In contrast, today’s voters are uninformed. Despite the ease of finding information online, many voters today pick a candidate without having researched the options. Some do not even know what races are on the ballot until they go to the voting booth.

And voters are shockingly careless about their choices. Those who help turn out the vote for a candidate are often stunned to hear voters remark casually that they picked their candidate based on the sound of the name, or the tagline on the campaign sign, or the friendliness of the campaign staff.

While those random methods may be fine for choosing a stranger with whom to chat at an evening reception, they are certainly not the way to choose our lawmakers and political leadership. Whether the race is for the President or local school board, we must do a better job of selecting our elected officials.

We owe it to ourselves to do a better job of selecting those who will be in a position to either protect or trample on all of our rights. And we as women need to overwhelmingly throw our support behind those who will defend our God-given rights and Constitutionally protected freedoms.

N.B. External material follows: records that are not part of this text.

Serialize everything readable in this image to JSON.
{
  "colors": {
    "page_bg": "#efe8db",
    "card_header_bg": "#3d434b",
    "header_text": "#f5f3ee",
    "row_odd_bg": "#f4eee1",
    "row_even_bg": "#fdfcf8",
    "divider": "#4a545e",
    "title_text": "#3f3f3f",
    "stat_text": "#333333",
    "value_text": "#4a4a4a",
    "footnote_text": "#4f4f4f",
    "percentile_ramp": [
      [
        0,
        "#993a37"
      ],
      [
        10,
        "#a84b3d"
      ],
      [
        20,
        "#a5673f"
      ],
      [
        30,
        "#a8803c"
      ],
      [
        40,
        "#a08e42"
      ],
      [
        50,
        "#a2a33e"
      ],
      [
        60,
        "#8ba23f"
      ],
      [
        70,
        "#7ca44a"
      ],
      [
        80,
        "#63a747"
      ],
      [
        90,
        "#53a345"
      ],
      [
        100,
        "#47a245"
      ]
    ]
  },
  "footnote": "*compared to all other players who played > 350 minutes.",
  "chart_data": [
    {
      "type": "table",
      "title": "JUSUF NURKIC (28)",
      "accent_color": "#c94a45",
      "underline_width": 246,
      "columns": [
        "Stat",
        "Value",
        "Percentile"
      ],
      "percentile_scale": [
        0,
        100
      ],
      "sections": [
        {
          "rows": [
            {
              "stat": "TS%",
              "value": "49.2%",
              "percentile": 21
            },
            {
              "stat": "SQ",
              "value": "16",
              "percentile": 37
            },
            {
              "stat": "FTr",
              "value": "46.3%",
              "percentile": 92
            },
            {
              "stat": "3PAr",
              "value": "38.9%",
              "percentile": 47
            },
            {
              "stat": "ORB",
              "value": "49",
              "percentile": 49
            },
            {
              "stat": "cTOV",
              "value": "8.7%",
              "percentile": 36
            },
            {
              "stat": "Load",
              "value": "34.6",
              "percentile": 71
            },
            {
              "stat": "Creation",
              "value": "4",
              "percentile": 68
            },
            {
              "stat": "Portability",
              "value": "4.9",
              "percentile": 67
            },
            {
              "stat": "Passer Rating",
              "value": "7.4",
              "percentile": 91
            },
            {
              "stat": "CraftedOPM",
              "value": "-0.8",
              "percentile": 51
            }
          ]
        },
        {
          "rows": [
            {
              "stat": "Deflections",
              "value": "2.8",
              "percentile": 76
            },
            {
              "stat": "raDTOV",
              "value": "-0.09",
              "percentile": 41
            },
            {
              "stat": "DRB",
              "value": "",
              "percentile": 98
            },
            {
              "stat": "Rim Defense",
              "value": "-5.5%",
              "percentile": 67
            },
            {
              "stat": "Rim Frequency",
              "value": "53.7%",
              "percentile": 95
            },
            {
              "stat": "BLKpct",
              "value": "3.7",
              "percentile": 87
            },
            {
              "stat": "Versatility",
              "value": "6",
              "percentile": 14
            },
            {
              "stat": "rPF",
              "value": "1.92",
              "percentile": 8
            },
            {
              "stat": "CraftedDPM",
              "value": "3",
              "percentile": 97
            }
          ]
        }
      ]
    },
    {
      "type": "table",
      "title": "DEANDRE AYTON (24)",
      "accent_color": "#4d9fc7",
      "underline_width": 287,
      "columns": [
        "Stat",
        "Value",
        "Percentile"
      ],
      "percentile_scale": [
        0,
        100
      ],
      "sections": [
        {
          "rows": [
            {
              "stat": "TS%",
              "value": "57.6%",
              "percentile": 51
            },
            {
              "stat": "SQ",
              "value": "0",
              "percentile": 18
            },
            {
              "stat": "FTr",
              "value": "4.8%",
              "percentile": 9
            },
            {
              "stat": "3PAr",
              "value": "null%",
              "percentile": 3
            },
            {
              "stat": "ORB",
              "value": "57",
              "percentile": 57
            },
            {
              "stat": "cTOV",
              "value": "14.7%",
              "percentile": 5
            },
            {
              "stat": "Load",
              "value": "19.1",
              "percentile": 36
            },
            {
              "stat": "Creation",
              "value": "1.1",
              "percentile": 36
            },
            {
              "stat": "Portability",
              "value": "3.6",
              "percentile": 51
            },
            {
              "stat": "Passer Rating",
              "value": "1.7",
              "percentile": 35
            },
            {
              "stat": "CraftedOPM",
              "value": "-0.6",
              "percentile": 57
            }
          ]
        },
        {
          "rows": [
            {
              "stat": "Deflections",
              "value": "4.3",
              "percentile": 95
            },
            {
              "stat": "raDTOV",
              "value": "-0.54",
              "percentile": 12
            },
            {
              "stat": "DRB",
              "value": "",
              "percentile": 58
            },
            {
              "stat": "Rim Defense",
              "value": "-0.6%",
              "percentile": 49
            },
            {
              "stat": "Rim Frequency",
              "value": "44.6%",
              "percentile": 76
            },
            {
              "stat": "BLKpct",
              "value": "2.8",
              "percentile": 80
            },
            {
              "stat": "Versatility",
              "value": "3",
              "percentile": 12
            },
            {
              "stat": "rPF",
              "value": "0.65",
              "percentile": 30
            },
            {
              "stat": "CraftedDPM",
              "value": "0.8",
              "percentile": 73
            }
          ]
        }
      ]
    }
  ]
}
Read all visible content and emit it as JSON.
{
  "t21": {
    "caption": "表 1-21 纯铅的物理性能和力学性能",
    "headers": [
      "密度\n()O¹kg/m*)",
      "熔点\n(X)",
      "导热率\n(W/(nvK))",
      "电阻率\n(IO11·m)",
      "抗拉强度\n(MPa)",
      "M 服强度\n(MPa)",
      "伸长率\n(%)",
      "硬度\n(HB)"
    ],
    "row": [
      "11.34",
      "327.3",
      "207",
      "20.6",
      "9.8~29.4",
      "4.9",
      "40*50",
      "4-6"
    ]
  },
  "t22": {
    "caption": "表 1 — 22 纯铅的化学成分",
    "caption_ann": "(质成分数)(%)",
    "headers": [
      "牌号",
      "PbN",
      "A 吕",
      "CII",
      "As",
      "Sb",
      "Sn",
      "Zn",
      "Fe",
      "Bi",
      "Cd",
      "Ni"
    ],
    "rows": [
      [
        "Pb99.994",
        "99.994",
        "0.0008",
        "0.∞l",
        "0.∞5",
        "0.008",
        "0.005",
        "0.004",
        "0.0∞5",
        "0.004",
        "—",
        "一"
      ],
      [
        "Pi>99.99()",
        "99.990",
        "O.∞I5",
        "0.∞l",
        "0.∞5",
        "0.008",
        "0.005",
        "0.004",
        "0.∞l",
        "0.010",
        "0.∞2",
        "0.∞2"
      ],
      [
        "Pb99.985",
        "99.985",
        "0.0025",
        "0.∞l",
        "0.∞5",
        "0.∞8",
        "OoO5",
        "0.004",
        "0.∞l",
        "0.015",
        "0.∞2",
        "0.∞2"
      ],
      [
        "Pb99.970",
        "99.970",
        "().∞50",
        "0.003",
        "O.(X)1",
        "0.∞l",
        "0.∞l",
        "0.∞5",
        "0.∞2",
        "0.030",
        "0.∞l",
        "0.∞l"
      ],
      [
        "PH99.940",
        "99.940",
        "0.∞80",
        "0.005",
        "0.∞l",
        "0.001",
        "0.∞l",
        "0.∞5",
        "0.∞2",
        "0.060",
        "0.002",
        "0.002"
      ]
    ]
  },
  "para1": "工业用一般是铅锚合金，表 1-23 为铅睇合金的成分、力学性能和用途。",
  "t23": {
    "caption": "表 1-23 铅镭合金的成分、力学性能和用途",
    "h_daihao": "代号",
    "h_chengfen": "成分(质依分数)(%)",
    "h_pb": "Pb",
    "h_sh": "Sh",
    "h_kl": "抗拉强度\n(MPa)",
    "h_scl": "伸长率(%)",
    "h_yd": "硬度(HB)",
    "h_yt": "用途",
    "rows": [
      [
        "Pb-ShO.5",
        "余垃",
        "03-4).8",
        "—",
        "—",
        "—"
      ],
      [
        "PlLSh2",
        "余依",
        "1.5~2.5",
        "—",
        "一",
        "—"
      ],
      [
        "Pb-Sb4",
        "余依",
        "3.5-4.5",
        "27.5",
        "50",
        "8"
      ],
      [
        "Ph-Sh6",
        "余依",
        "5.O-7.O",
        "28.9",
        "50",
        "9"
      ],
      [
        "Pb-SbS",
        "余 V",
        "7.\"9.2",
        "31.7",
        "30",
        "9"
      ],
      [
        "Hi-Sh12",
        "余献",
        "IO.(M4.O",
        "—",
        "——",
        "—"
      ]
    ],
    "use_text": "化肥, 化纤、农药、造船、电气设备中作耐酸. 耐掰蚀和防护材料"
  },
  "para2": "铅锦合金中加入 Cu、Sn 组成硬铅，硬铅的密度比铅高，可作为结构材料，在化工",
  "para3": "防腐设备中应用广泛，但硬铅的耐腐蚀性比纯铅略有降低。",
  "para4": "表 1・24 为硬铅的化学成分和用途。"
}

Our rights are certainly at stake in the upcoming General Election. Now is the time for us women to remember the sacrifice of those who fought for the passage of the 19th Amendment a hundred years ago. Now is the time for us to turn out like never before and vote to uphold our freedoms.

A significant turn of events this year can give us hope that this may happen.

For years, women have been the fastest-growing demographic of new gun owners. From a recent survey by A Girl And A Gun Shooting League, it appears that this is due to women recognizing that a firearm is not simply a piece of sporting equipment; it is the greatest equalizer and our best chance of coming home safe.

This year, the number of gun purchases has grown exponentially. Many of these purchases are from new gun owners. Because women seem to be maintaining our trend as the fastest-growing segment of new gun owners, the number of new female gun owners could have exploded this year.

Most certainly, these new gun owners would want to protect their right to keep and bear arms. If they vote as a bloc to protect our rights—beginning with our gun rights—they could dramatically affect the election results.

Women must not take for granted our important right to vote. Instead, we must work harder than ever to elect candidates who will uphold our right to keep and bear arms—the right that protects all the others.